The incident happened during a cross-country summer trip from Colorado to Philadelphia and Washington, D.C. Parents Joe and Serena Wailes said the school did not clear the sleeping arrangement with them beforehand.
In fact, they and other parents were assured that boys and girls would have separate sleeping arrangements and even be placed on separate floors over the course of the trip.
"There were four students in the room, and [their daughter] was supposed to share the bed with the student of the opposite sex who has a transgender gender identity," reports Mallory Rechtenbach, legal counsel on the Parental Rights team at Alliance Defending Freedom (ADF). "The Wailes' daughter went into the bathroom [and] called her parents."
The 11-year-old knew the individual was a boy because he had told her on the first night of the trip.
Serena had accompanied her daughter on the trip but was not an official chaperone. Rechtenbach says the Wailes "had to ask multiple times" before the child was eventually moved to a different room. Even then, chaperones told her to lie about the reason for the move.
This week , ADF sent a letter to Jefferson County Public Schools (JCPS) on behalf of the parents that accuses the district of hiding information from parents and lying to students, acts that are unconstitutional. Rechtenbach says deception is the issue here.
"What we're complaining about is the fact that Mr. and Mrs. Wailes didn't have all of the information," the attorney explains. "The school district intentionally kept them in the dark instead of asking them prior to the trip if they would be ok with this rooming arrangement."

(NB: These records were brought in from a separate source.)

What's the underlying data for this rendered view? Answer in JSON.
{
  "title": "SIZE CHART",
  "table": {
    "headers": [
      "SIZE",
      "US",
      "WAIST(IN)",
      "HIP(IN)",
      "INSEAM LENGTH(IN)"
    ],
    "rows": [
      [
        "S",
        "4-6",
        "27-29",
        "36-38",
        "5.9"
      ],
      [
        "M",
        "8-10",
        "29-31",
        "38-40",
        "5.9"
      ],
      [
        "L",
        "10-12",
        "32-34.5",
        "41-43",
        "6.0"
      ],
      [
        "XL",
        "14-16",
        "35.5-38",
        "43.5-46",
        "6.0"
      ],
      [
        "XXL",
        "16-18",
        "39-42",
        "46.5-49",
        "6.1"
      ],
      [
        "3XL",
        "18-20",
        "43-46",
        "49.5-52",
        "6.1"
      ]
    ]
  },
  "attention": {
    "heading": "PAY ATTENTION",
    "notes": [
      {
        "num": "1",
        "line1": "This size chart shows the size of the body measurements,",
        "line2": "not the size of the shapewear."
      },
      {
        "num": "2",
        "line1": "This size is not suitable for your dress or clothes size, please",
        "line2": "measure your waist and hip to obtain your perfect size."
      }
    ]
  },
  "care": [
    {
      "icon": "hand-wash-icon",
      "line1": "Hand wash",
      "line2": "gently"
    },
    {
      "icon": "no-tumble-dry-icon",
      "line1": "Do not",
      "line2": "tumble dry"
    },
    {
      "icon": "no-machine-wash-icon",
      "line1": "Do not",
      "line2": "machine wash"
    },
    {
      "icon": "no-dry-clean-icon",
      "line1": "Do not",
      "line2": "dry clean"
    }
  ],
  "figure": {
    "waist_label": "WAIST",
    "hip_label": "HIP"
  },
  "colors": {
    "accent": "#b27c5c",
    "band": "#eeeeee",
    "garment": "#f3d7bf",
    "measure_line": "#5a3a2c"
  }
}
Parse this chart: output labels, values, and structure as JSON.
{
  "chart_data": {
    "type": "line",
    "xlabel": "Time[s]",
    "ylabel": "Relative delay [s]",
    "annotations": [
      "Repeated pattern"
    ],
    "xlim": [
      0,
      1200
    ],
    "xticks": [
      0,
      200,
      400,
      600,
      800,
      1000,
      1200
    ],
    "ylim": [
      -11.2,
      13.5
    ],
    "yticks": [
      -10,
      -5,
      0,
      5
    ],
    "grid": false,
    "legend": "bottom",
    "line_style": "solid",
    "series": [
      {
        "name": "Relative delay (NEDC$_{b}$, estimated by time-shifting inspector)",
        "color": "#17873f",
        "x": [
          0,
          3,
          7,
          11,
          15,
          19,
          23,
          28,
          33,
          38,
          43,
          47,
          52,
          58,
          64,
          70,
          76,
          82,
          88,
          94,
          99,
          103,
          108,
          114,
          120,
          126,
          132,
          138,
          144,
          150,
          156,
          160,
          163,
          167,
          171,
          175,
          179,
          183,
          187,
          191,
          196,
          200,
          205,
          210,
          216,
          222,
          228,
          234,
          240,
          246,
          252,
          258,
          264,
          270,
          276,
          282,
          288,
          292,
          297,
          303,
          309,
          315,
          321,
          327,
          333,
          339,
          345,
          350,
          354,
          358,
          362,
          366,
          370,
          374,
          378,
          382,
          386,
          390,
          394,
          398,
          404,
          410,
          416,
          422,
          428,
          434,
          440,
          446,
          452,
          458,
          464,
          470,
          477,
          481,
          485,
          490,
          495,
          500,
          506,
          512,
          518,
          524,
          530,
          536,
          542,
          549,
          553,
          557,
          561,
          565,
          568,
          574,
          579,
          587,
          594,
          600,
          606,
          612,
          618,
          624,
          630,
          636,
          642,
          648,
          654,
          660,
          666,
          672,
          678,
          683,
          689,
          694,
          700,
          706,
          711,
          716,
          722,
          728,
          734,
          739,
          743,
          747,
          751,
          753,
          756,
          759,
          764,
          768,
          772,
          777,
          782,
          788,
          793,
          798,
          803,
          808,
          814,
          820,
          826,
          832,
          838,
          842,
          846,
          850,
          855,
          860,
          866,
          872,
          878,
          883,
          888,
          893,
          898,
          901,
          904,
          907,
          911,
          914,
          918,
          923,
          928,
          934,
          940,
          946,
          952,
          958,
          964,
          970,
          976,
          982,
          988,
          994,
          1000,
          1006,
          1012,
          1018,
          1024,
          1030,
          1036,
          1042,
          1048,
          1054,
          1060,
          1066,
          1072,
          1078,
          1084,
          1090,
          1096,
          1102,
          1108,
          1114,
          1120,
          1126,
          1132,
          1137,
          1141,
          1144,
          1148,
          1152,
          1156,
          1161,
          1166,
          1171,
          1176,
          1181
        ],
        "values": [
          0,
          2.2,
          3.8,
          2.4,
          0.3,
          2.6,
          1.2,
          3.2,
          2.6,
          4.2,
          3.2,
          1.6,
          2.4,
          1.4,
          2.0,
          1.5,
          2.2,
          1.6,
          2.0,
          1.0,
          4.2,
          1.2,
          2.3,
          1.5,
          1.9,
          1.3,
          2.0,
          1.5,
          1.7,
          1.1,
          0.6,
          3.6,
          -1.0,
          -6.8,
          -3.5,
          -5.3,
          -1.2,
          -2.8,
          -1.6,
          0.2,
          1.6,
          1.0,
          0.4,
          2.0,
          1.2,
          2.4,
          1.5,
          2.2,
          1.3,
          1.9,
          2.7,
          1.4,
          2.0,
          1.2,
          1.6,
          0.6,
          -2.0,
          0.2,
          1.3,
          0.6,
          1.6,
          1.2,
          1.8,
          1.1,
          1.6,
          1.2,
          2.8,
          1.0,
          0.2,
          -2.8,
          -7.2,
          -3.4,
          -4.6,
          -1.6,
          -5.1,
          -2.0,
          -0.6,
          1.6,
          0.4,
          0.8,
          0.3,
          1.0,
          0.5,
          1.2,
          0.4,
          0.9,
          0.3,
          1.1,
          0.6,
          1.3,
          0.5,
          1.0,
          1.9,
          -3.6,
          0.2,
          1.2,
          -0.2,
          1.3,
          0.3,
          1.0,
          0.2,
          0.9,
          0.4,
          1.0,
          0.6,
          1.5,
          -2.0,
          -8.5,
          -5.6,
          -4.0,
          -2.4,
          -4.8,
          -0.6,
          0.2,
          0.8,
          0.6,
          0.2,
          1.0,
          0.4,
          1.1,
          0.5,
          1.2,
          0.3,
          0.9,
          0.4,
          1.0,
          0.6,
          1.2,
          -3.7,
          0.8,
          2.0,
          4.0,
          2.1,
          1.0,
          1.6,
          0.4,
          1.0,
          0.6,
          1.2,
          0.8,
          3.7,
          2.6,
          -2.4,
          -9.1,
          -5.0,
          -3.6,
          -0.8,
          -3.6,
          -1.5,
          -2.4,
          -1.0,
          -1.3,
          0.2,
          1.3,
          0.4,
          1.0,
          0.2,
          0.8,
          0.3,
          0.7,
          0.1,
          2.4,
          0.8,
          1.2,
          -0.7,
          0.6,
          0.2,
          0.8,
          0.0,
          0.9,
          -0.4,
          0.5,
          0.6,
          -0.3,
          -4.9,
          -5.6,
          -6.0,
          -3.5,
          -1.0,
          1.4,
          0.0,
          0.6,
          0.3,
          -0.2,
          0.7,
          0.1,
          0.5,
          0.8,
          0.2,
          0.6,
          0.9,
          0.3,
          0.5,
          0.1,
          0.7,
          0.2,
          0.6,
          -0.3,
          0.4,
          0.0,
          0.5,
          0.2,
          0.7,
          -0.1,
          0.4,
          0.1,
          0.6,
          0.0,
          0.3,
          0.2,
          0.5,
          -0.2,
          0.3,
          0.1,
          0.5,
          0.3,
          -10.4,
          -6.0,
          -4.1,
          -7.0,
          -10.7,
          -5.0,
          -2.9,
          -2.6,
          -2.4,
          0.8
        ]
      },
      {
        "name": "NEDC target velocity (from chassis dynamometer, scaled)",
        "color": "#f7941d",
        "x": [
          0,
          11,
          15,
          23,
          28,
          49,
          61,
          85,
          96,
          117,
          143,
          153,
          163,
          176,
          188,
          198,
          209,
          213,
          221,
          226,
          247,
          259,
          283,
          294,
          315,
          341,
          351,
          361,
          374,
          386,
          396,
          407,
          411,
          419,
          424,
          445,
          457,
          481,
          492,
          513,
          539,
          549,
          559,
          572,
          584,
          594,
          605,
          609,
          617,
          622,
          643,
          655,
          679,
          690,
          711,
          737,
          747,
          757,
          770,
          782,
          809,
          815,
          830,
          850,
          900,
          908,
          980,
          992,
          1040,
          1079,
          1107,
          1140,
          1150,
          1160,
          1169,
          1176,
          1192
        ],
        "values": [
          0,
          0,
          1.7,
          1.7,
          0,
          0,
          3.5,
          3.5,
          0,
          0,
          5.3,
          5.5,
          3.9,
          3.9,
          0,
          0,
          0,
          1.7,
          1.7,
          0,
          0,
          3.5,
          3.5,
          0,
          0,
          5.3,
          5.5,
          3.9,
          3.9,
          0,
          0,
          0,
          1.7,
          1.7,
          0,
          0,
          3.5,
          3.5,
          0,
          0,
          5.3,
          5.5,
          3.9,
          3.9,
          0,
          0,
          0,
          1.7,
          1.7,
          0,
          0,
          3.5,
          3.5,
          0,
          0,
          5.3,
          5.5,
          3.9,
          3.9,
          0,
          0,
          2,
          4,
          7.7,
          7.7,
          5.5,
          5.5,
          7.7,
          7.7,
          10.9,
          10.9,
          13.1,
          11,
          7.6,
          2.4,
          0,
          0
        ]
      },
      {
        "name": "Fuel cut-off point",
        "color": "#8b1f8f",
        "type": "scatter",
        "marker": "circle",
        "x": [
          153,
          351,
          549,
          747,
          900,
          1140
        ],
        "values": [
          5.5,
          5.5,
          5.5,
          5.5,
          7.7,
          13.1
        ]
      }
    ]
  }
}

JCPS has a "confidential gender support plan" that asks for the name a transgender student uses and for his or her gender identity.
ADF, however, says the district's overnight rooming policy, which rooms students "based on their gender identity while hiding that information from other parents and students," violates parental rights and student privacy because the district is covertly convincing parents to agree to such arrangements.
Rechtenbach says that denies parents their constitutional right to direct the upbringing of their own children.
"When a school district gets in the way of a parent's constitutional rights, then everyone should be concerned," she submits.
The district has until 6:00 p.m. on December 18th to respond to ADF's letter.
JCPS made headlines earlier this year for its equity policies that are designed to keep parents unaware of their child's gender transition at school, according to documents reviewed by Fox News Digital.